I spent far too long last week trying to make this work. The long and short of it: Vonage is utterly unreliable at my location at data speeds above 4800 bps. Your mileage will vary -- this is highly dependent on network congestion and routing (I use Cox Communications in Rhode Island). At certain times of day, I had 70% success rates on connections and 60-75 minute calls. At other times of day, it was 25% and 5-10 minutes. The internal Vonage modem is hopeless, numerous people have gotten external modems to work. It is crucial that you study the manual to force speeds down -- the link will drop if you attempt to autonegotiate.
After several evenings of trying, I had finished guided setup which required an 87 minute call. Once the modem was properly configured, it took at least 15 tries to complete. However, I could never successfully download the upgrade I needed for wireless connectivity (the long-term solution).
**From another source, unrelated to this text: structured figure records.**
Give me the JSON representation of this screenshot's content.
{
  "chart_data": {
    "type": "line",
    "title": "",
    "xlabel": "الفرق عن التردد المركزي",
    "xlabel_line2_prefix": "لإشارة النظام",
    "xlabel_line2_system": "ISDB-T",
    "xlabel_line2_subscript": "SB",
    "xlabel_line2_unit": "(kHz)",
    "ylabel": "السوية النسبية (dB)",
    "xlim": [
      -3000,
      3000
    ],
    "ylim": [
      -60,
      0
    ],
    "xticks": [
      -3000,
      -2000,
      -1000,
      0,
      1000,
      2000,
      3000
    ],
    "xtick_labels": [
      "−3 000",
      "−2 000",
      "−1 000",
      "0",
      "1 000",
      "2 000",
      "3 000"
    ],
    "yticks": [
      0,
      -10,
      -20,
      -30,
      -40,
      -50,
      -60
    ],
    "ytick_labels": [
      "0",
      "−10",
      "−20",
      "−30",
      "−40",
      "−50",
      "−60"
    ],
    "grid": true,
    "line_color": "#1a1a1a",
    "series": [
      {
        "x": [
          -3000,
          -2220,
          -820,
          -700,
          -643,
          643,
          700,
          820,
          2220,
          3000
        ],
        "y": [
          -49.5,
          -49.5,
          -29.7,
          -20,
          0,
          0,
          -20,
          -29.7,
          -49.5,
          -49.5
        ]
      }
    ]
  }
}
I abandoned hope and did it after hours in a conference room at work -- which was so easy. Just hook it up to a nearby projector. Tivo complained about no svideo input, but it could be tricked by momentary use of a loopback cable. With a 56K connection, the upgrade took 70+ minutes to download, so I was looking at 6+ hours at 4800 bps at home. Which is never going to happen with Vonage.
Summary: If you use Vonage for your only line, do not buy a Tivo unless you have a closet full of old modems and a liberal work environment. For something that is supposed to be easy to use, I was appalled. After all, my Tivo (Toshiba SD-400) has a built-in DVD player. It would be trivial to offer upgrades via downloadable CD image. Based on this Tivo is going to be eaten alive by cable-company STBs (though to be fair, my parents two from Time Warner have crashed three times with total data loss).
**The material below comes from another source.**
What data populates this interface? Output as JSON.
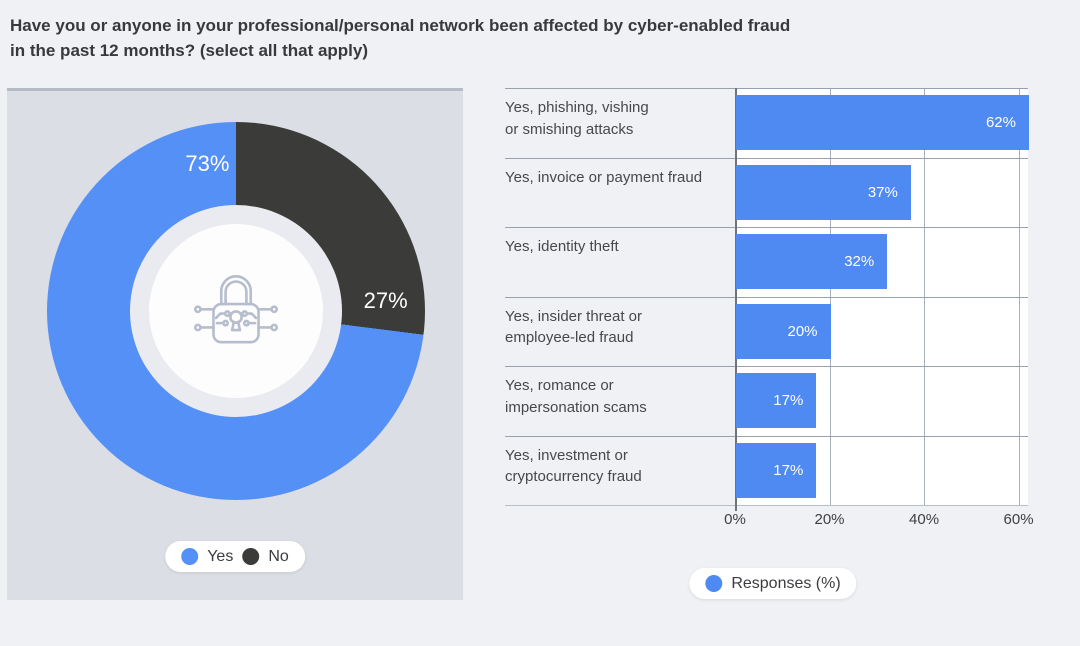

Edit: I admit imprecision in the above. Broadband works fine in daily use (as I've used it ever since). However, except for a handful of wired cards (mostly old versions currently difficult to acquire), it doesn't work out of the box. Instead you have to wait for four hours of modem downloads to get the version that supports wireless and a broad range of wired cards. And that download will never happen if you have Vonage. Unless you drag it to a friend's house. They don't put that in the radio ads.
You can get it to work by fixing prefixes to the dialout number to slow tivo to 9600kbps. Try ,#096 or *99, Mine is a series 3, worked fine.
Posted by: akr | August 20, 2004 at 01:05 AM
I have had simmilar experiences with Tivo. My problem surrounds the fact that Tivo does not indicate on their box that VoIP does not work, and their technical assistence department is utterly useless. However it takes 45 minutes to find out this fact due to the enormously long hold times.
I also cannot get the ,#401 dialing prefix to work either, and while vonage tries to help me out, their instructions apparently only work on Tivo Series one boxes, as the series 2 boxes have had these features removed. My last hope is to try a dsl filter and see if I can stay connected long enough to get through guided setup. I doubt this will work, and even if it does work, 6 hours is not my idea of a good time. Tivo will not address the issues of shipping the series 2 boxes with the antiquated version of their software instead of 4.01b.
I bought the tivo because the interface is supposed to be better. However, had I known that this kind of problem would occur, I never would have bought it. Replaytv boxes have an ethernet port in the back. They are cheaper, and from what I understand, the video quality is better.
Posted by: Justin | August 20, 2004 at 02:52 PM
With the regular Tivo (series 2 at least), you can buy a $35 USB ethernet adapter and hook it straight to your broadband. Much better than running over phone lines.
Posted by: gse | October 01, 2004 at 11:35 PM
Vonage and DirecTV have been a nightmare. My attempt to save a few bucks a month has come back to bite me.
Everytime I call Vonage they tell me to do something different. I've tried the DSL filter and numerous codes to slow the modem speends down without any success.
I am about to drive the damn thing to my parents house and let it dial in there.
Posted by: Chene Godsey | December 30, 2004 at 07:37 PM
Give ,#019 a shot. A don't use it anymore, but I had pretty good success with it. I run Tivo over the broadband connection now, but ,#019 worked pretty well with Vonage.